It's a spectacular morning in Wisconsin today. Clear blue skies, a crisp breeze off Lake Michigan, and the sun is shinning. The sun in streaming into my kitchen as we all finish our breakfast and turn on some worship music. A little taste of heaven, when I can worship the Lord with my family!
Yesterday I mediated on Psalm 33 and was so comforted by the words at the end of the Psalm:
"We're depending on God,
he's everything we need.
What's more, our hearts brim with joy
since we've taken for our own his holy name.
Love us, God, with all you've got -
that's what we're depending on."
Oh how true God's word is and how amazing that it can penetrate into the depths of our soul to express what we are feeling. As I face the uncertain future of selling and buying a house, trying to make a dream come true, I am at a point where I know that He is everything I need. I am depending on God to pour out all the love He has to get me through these busy days. But what is on top of all that? A joy that spills over because I have taken on the name of the Lord- He is my father!

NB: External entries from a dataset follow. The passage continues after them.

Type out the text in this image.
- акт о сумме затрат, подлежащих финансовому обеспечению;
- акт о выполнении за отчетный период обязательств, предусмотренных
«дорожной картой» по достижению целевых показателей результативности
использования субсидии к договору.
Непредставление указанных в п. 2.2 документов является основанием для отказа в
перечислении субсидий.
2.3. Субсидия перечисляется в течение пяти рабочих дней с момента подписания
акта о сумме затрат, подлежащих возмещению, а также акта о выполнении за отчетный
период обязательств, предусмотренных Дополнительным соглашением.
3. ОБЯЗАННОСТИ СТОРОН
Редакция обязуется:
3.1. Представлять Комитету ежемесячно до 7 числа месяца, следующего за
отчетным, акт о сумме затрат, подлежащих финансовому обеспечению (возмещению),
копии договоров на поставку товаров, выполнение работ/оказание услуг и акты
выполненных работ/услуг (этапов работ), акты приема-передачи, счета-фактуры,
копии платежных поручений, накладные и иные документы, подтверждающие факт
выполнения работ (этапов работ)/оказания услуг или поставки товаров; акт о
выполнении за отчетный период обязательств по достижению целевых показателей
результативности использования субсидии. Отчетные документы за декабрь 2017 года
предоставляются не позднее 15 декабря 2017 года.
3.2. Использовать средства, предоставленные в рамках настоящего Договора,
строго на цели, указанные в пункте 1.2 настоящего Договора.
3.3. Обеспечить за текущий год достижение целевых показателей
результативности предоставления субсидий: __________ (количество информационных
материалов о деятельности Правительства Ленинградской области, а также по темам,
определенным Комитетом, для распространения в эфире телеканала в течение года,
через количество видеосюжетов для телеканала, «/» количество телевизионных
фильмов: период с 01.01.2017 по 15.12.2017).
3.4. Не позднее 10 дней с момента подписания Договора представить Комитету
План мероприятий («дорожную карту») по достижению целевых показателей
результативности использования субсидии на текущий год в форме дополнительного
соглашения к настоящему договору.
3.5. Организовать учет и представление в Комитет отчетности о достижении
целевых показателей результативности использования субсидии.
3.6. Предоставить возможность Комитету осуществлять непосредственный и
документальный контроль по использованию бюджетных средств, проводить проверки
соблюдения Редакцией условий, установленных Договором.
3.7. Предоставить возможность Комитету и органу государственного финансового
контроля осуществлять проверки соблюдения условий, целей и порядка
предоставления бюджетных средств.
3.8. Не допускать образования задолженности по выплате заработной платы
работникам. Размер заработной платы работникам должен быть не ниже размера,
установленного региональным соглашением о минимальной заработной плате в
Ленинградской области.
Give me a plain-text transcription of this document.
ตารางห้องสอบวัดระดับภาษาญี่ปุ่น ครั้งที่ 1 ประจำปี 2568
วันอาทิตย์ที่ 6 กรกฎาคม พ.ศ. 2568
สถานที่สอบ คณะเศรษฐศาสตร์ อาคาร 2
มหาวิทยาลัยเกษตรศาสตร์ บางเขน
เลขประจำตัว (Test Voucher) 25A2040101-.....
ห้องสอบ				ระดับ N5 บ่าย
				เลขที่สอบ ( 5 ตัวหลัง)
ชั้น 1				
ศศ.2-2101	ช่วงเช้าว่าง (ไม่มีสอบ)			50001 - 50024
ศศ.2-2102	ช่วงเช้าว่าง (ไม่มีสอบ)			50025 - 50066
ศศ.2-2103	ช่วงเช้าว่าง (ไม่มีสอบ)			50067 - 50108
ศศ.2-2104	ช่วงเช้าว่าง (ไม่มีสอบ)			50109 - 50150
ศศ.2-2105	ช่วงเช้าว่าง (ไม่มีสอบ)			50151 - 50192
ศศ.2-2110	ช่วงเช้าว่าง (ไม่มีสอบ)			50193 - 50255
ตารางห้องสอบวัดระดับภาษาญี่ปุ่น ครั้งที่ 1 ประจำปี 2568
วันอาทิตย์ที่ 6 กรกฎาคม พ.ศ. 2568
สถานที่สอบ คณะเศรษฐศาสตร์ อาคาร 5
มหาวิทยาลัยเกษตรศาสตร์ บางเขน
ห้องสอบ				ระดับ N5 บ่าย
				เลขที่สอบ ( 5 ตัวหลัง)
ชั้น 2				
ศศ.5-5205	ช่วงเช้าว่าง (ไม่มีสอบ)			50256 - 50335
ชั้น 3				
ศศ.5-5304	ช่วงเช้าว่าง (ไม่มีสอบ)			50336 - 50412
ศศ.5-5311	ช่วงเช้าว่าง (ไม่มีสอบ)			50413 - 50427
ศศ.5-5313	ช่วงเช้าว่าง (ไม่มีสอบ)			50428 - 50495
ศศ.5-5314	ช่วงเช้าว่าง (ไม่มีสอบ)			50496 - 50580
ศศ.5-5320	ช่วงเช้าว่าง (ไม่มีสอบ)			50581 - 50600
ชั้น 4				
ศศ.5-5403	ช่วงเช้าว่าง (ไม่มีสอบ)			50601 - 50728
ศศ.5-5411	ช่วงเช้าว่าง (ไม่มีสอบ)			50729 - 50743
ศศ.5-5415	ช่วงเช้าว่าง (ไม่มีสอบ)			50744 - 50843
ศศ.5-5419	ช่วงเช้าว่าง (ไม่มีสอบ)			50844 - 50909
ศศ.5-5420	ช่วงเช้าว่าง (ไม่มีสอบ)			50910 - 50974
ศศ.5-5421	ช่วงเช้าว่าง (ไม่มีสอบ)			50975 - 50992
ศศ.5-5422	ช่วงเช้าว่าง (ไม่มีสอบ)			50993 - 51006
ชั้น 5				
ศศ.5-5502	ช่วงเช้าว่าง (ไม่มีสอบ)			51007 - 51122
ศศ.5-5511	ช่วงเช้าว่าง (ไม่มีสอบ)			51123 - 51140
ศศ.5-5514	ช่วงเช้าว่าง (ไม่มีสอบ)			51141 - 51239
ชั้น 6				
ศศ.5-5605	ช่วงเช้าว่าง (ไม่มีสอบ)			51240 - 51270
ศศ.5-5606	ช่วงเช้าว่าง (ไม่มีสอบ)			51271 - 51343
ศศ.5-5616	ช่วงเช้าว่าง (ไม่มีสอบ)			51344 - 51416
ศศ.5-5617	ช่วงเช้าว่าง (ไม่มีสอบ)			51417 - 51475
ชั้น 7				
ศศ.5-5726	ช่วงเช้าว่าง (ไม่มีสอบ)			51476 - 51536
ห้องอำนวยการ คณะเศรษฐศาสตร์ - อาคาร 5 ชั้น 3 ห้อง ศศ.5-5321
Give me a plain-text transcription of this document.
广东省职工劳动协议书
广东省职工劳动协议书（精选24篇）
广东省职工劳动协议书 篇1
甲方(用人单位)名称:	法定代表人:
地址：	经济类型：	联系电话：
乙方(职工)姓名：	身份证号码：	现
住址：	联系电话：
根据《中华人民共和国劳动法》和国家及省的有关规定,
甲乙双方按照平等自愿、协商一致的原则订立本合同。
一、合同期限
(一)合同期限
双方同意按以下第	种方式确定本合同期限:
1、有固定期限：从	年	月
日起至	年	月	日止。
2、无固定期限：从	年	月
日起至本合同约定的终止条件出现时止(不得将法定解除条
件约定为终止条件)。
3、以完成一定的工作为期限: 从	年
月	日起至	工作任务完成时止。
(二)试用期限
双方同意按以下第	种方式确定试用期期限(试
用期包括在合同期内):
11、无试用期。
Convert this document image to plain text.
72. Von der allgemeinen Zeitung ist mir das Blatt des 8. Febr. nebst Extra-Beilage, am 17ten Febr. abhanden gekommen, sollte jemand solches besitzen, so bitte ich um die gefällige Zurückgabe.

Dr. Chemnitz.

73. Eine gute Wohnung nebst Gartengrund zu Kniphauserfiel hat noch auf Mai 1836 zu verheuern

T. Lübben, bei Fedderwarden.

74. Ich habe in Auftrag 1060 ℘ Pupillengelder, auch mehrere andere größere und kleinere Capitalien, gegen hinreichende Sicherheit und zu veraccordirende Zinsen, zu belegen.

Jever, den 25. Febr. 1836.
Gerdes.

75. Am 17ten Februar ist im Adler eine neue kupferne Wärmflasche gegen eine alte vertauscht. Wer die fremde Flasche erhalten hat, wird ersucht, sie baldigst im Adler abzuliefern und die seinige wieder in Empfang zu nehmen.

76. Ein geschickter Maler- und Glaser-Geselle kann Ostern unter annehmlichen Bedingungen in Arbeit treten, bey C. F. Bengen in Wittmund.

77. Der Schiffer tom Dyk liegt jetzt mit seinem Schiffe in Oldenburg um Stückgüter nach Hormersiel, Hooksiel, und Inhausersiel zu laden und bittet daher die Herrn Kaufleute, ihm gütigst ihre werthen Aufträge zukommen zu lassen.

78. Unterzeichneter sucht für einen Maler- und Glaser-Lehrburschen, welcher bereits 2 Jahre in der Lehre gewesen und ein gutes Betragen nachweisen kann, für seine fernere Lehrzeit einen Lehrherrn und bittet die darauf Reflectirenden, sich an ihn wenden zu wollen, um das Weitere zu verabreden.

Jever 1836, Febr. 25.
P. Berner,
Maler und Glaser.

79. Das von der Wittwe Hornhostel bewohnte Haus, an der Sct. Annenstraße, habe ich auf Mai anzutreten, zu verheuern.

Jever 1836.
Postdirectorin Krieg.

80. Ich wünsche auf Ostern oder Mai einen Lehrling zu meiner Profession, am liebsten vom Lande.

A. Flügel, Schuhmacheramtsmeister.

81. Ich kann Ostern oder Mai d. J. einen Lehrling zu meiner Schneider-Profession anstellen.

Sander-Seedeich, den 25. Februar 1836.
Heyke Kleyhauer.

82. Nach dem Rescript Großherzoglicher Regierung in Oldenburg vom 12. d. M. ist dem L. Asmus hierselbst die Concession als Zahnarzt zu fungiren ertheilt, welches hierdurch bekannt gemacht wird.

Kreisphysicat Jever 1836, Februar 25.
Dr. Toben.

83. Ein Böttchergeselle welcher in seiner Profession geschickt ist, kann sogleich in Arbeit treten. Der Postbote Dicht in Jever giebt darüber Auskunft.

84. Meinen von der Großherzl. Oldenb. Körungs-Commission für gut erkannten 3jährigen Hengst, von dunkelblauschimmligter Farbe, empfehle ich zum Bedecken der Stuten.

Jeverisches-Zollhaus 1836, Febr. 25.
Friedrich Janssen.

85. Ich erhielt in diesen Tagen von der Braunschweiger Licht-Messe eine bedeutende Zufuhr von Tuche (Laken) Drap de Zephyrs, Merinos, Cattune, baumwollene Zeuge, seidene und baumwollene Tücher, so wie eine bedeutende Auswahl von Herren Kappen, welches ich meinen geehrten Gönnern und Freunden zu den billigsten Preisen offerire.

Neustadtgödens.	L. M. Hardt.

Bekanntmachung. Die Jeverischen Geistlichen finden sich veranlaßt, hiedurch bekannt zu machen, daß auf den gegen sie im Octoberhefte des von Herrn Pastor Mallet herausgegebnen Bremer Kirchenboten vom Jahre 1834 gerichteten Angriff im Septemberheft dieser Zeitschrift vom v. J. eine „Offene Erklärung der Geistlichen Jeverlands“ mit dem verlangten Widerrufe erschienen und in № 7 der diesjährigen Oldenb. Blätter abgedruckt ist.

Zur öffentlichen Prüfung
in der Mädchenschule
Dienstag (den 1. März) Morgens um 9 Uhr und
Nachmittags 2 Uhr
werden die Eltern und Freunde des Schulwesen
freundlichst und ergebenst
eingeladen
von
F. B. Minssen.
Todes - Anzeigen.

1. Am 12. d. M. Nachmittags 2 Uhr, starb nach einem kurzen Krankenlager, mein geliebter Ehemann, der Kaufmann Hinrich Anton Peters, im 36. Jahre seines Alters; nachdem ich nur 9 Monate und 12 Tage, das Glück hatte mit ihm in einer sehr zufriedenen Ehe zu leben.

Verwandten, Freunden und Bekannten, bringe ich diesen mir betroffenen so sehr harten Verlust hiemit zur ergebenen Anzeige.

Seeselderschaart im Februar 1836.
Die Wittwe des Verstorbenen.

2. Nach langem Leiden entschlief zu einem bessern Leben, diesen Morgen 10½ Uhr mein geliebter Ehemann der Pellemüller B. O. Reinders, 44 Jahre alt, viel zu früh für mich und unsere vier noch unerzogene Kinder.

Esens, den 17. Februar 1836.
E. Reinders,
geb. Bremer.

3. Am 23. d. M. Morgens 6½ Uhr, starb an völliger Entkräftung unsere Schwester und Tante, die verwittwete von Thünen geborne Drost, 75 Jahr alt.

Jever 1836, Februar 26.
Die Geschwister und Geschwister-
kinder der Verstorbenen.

Only in Christ can I feel such dependence upon Him while feeling joy in that dependence. It is counter-culture these days to admit weakness - and even more strange to find peace, joy and happiness in admitting that weakness. But, as I throw my life onto the altar and say "it is not mine, but yours" a peace envelops me that allows me to sleep at night.
So, I will tell all of what it is that sustains me and gives me joy.
So sings my soul...how great thou art!